Acid Western is a subgenre of the Western film that emerged in the 1960s and 1970s that combines the metaphorical ambitions of critically acclaimed Westerns, with the excesses of the Spaghetti Westerns and the outlook of the 1960s counterculture.

The term “Acid Western” was coined by the film critic Pauline Kael in a review of Alejandro Jodorowsky’s film, El Topo, published in the November 1971 issue of The New Yorker. I will show you some pictures of the film El Topo. The trailer is very strange, if you like weird movies go and watch it but right now, we won’t see it. Jonathan Rosenbaum expanded upon the idea in his June 1996 review of Jim Jarmusch’s film Dead Man, a subsequent interview with Jarmusch for Cineaste, and later in the book Dead Man from BFI Modern Classics.

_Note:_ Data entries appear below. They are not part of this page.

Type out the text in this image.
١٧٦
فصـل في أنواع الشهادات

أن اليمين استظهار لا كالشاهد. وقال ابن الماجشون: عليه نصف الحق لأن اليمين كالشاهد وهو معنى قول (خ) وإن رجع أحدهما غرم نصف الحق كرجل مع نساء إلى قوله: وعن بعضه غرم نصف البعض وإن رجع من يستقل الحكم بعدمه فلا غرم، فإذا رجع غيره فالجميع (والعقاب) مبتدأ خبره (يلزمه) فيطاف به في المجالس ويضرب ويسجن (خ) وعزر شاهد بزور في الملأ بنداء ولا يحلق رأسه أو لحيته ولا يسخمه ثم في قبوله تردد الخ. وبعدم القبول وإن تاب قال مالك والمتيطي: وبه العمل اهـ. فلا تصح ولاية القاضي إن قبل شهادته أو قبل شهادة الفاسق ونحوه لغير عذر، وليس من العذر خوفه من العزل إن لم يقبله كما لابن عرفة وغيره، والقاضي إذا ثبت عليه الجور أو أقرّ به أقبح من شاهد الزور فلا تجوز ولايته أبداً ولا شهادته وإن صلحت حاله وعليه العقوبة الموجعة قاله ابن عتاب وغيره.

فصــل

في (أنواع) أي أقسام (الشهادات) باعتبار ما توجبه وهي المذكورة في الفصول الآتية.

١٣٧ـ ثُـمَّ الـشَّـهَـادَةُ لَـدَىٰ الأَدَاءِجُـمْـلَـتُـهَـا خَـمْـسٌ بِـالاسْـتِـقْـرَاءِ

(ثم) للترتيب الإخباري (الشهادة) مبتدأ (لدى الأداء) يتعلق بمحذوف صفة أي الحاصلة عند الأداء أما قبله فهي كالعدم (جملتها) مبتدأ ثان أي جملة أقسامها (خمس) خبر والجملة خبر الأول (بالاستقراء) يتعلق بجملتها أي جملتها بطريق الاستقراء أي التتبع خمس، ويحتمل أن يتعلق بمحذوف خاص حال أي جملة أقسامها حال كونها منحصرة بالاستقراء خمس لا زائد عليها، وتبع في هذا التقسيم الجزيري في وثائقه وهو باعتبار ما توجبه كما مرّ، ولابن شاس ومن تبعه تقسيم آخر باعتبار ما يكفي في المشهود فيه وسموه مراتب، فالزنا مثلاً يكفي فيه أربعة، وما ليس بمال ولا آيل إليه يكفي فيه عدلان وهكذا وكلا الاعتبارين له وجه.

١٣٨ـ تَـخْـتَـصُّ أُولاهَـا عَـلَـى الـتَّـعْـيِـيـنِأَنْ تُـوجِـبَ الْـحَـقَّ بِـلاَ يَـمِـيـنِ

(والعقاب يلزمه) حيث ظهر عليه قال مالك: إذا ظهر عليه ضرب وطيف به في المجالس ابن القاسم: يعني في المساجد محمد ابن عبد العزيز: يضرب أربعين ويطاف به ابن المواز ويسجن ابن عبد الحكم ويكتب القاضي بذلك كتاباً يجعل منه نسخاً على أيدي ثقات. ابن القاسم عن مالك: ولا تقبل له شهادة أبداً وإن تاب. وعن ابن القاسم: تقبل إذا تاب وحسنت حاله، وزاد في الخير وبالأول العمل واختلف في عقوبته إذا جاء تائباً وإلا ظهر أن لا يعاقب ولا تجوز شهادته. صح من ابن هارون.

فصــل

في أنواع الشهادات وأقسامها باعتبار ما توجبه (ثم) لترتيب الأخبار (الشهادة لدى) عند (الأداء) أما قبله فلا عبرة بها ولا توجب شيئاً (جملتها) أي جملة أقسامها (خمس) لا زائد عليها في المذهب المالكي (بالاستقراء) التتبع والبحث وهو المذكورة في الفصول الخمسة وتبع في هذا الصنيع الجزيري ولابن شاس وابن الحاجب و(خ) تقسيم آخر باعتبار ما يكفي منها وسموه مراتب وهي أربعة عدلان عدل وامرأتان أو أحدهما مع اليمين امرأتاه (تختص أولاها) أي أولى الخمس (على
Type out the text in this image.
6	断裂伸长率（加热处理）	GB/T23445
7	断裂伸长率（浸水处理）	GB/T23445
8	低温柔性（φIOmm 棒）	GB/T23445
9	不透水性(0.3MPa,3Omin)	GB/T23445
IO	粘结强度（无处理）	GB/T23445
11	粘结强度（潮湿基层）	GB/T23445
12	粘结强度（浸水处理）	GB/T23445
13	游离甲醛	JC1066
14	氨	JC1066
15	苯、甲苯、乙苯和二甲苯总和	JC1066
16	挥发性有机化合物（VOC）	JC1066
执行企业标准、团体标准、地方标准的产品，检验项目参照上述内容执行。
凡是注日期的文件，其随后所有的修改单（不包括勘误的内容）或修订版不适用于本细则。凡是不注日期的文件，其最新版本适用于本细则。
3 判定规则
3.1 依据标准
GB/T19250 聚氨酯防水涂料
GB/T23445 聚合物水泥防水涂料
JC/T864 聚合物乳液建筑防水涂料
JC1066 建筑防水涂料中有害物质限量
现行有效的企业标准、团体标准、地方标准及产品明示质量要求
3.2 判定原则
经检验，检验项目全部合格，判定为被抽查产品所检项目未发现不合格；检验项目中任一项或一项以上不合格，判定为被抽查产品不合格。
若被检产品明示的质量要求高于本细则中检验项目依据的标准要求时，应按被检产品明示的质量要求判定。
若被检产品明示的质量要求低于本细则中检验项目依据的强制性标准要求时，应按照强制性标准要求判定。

In the book, Rosenbaum illuminates several aspects of this revisionist Western: from Neil Young’s haunting score to the role of tobacco, to Johnny Depp’s performance, to the film’s place in the acid-Western genre. Argues that the film inherits an artistic and political sensibility derived from the 1960s counterculture which has sought to critique and replace capitalism with alternative models of exchange. In the traditional Western, the journey west is seen as a road to liberation and improvement, but in the Acid Western, it is the opposite, a journey towards death; society becomes nightmarish. Rosenbaum used the term “Acid Western” to describe a “cherished counterculture dream” from the 1960s and 1970s “associated with people like Monte Hellman, Dennis Hopper, Jim McBride, and Rudy Wurlitzer, as well as movies like Greaser’s Palace; Alex Cox tapped into something similar in the 1980s with Walker.”

The Ox-Bow Incident (1943) and Yellow Sky (1948) feature characters that are forced to step out of society and take a stand against it. Yellow Sky in particular set up many elements that the director Monte Hellman picked up two decades later. Monte Hellman’s cult film The Shooting (1966) could be considered the first Acid Western.

The film’s stars Will Hutchins, Warren Oates and a young Jack Nicholson, and was anonymously financed by Roger Corman. The Shooting subverts the usual priorities of the Western to capture a sense of dread and uncertainty that characterised the counterculture of the late 1960s. Hellman quickly followed up with Ride in the Whirlwind (1966). It was an extremely ambitious big-budget Western about early American trappers and Indians, for which a virtually invented language of “trapper talk” was devised. The film was aborted one day before production. Wurlitzer’s unproduced 1970s screenplay Zebulon inspired Jarmusch’s Dead Man. Wurlitzer later transformed his script into the novel The Drop Edge of Yonder.